«Nous avons toujours averti la FIA et les équipes: avec de tels écarts de vitesse, des accidents de ce type allaient forcément se produire. Nous espérons désormais que la voix des pilotes sera davantage entendue», a déclaré Carlos Sainz, directeur de l’association des pilotes.
308 contre 250 km/h
Le crash d’Oliver Bearman au 22e tour à Suzuka — théâtre de l’accident mortel de Jules Bianchi en 2014 — sonne peut-être comme un ultime avertissement.
À l’approche du virage Spoon, le pilote Haas enclenche le mode «boost» et déboule à 308 km/h. Environ 150 mètres devant lui, Franco Colapinto roule en mode économie d’énergie à près de 250 km/h. Un léger écart vers la gauche, et Oliver Bearman se retrouve instantanément dans ses roues.
Impact à 50 G
À cet endroit du circuit, l’espace pour dépasser est quasi inexistant. Le Britannique n’a alors que deux options: percuter l’Alpine ou tenter de passer dans l’herbe.
Le pari tourne mal. La Haas part en tonneaux, est renvoyée sur la piste, puis termine sa course dans les barrières de pneus. L’impact, estimé à 50 G, classe cet accident parmi les plus violents. Par miracle, Bearman s’en sort avec de simples contusions.
Carlos Sainz alerte: «Imaginez ce scénario à Bakou, Singapour ou Las Vegas, sans zone de dégagement.»
La course bascule
L’intervention de la voiture de sécurité redistribue ensuite les cartes chez Mercedes. Kimi Antonelli en profite pour effectuer un arrêt «gratuit», contrairement à George Russell, passé par les stands un tour plus tôt. «J’aurais probablement gagné», regrette le Britannique. Le nouveau leader du championnat, originaire de Bologne, reconnaît lui-même: «En Formule 1, il faut aussi savoir saisir sa chance.»
Polémique et jugement
Si la FIA a logiquement classé l’incident entre Bearman et Colapinto sans suite, l’ancien pilote Timo Glock (91 Grands Prix, trois podiums) n’est pas du même avis: «La responsabilité incombe à Colapinto.»
«Le miracle de Melbourne»
Une sortie qui fait grincer, tant Colapinto avait été salué quelques semaines plus tôt. À Melbourne, dès le départ de la saison, l’Argentin avait évité un carambolage majeur grâce à une manœuvre exceptionnelle face à la Racing Bulls de Liam Lawson, quasiment à l’arrêt.
Un geste encore applaudi lors du briefing des pilotes à Shanghai, qualifié de «miracle de Melbourne» par ses pairs.
Le précédent du Mans
La Formule 1 s’en sort une fois de plus sans drame. Mais pour combien de temps? Carlos Sainz insiste: «Il faut des solutions avant Miami pour réduire ces écarts de vitesse.»
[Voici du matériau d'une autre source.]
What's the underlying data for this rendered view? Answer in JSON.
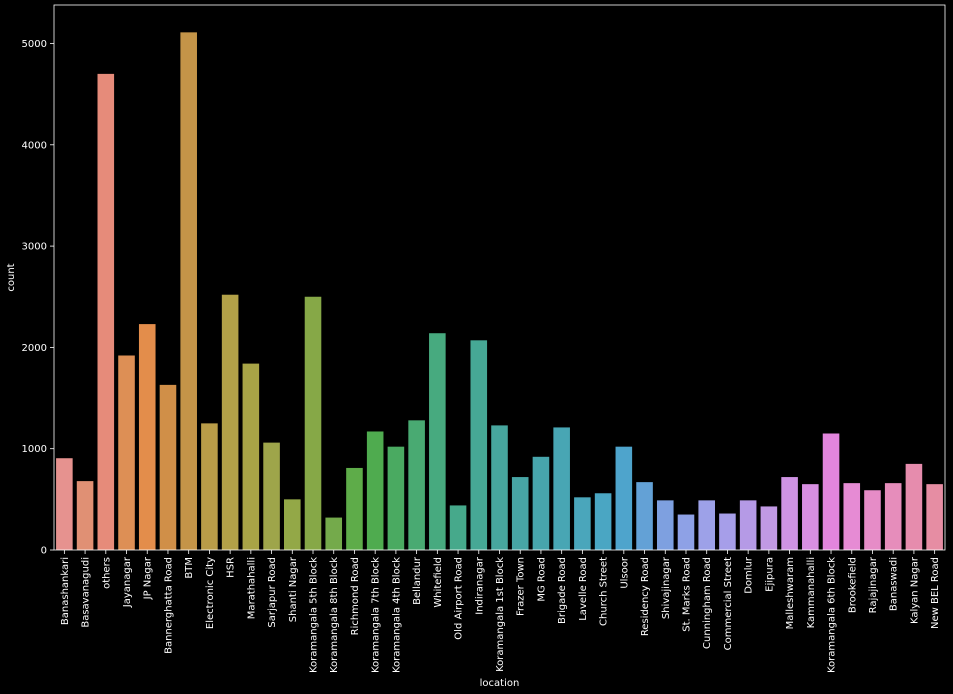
{
  "chart_data": {
    "type": "bar",
    "xlabel": "location",
    "ylabel": "count",
    "ylim": [
      0,
      5380
    ],
    "yticks": [
      0,
      1000,
      2000,
      3000,
      4000,
      5000
    ],
    "grid": false,
    "categories": [
      "Banashankari",
      "Basavanagudi",
      "others",
      "Jayanagar",
      "JP Nagar",
      "Bannerghatta Road",
      "BTM",
      "Electronic City",
      "HSR",
      "Marathahalli",
      "Sarjapur Road",
      "Shanti Nagar",
      "Koramangala 5th Block",
      "Koramangala 8th Block",
      "Richmond Road",
      "Koramangala 7th Block",
      "Koramangala 4th Block",
      "Bellandur",
      "Whitefield",
      "Old Airport Road",
      "Indiranagar",
      "Koramangala 1st Block",
      "Frazer Town",
      "MG Road",
      "Brigade Road",
      "Lavelle Road",
      "Church Street",
      "Ulsoor",
      "Residency Road",
      "Shivajinagar",
      "St. Marks Road",
      "Cunningham Road",
      "Commercial Street",
      "Domlur",
      "Ejipura",
      "Malleshwaram",
      "Kammanahalli",
      "Koramangala 6th Block",
      "Brookefield",
      "Rajajinagar",
      "Banaswadi",
      "Kalyan Nagar",
      "New BEL Road"
    ],
    "values": [
      906,
      680,
      4700,
      1920,
      2230,
      1630,
      5110,
      1250,
      2520,
      1840,
      1060,
      500,
      2500,
      320,
      810,
      1170,
      1020,
      1280,
      2140,
      440,
      2070,
      1230,
      720,
      920,
      1210,
      520,
      560,
      1020,
      670,
      490,
      350,
      490,
      360,
      490,
      430,
      720,
      650,
      1150,
      660,
      590,
      660,
      850,
      650
    ],
    "colors": [
      "#e6928f",
      "#e09074",
      "#e68b7a",
      "#dd8f55",
      "#e38d4b",
      "#d08f48",
      "#c49448",
      "#b99c48",
      "#b3a148",
      "#a8a446",
      "#9ea54a",
      "#93a847",
      "#86a847",
      "#74aa4b",
      "#5eac49",
      "#4fab4f",
      "#4aaa61",
      "#49aa72",
      "#47aa7f",
      "#46a98b",
      "#46a895",
      "#47a69e",
      "#47a5a5",
      "#47a5ac",
      "#48a6b4",
      "#4aa6bb",
      "#4aa6c3",
      "#4ea4cc",
      "#63a1d6",
      "#7ea0e0",
      "#8ea1e6",
      "#9da1e8",
      "#a69ee9",
      "#b59ae6",
      "#c199e4",
      "#cf93e3",
      "#d88fe2",
      "#e285dd",
      "#e68bd4",
      "#e68cc7",
      "#e68dbb",
      "#e68cad",
      "#e68da3"
    ]
  }
}
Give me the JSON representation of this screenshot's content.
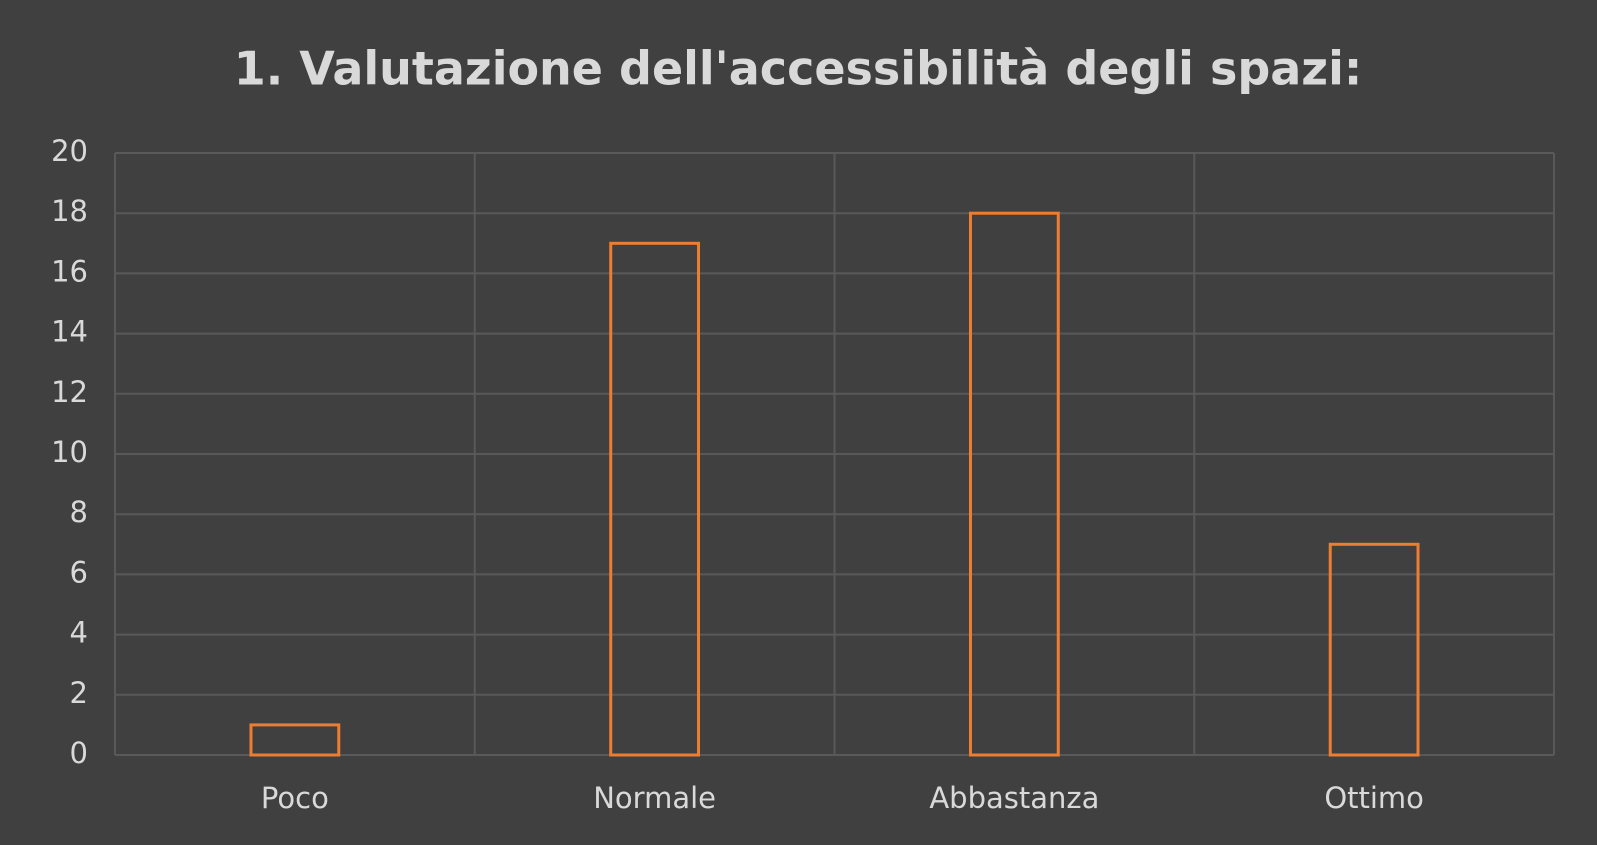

Reste à savoir lesquelles. Car dans d’autres disciplines, comme les 24 Heures du Mans, des différences de vitesse supérieures à 100 km/h coexistent — y compris de nuit — sans provoquer de telles inquiétudes.
Trois problèmes majeurs
Profitant de la pause imposée (Bahreïn et l’Arabie saoudite étant perturbés par la guerre en Iran), la FIA doit se pencher sur plusieurs dossiers brûlants : la gestion de l’énergie, les procédures de départ (quatre absents en Chine, onze positions perdues pour les deux Audi au Japon), et surtout ces écarts de vitesse jugés dangereux.
Max Verstappen, lanceur d’alerte ignoré ?
Rien ne garantit toutefois des changements rapides. À force d’empiler les règles, la Formule 1 s’est elle-même piégée.
Certains pilotes, à commencer par Max Verstappen, avaient pourtant tiré la sonnette d’alarme face à cette nouvelle ère technique. Longtemps critiqué, le Néerlandais voit aujourd’hui ses avertissements validés par ses pairs.
Peut-être trop tard — si la superstar décidait de tourner le dos à un sport qu’il a longtemps adoré.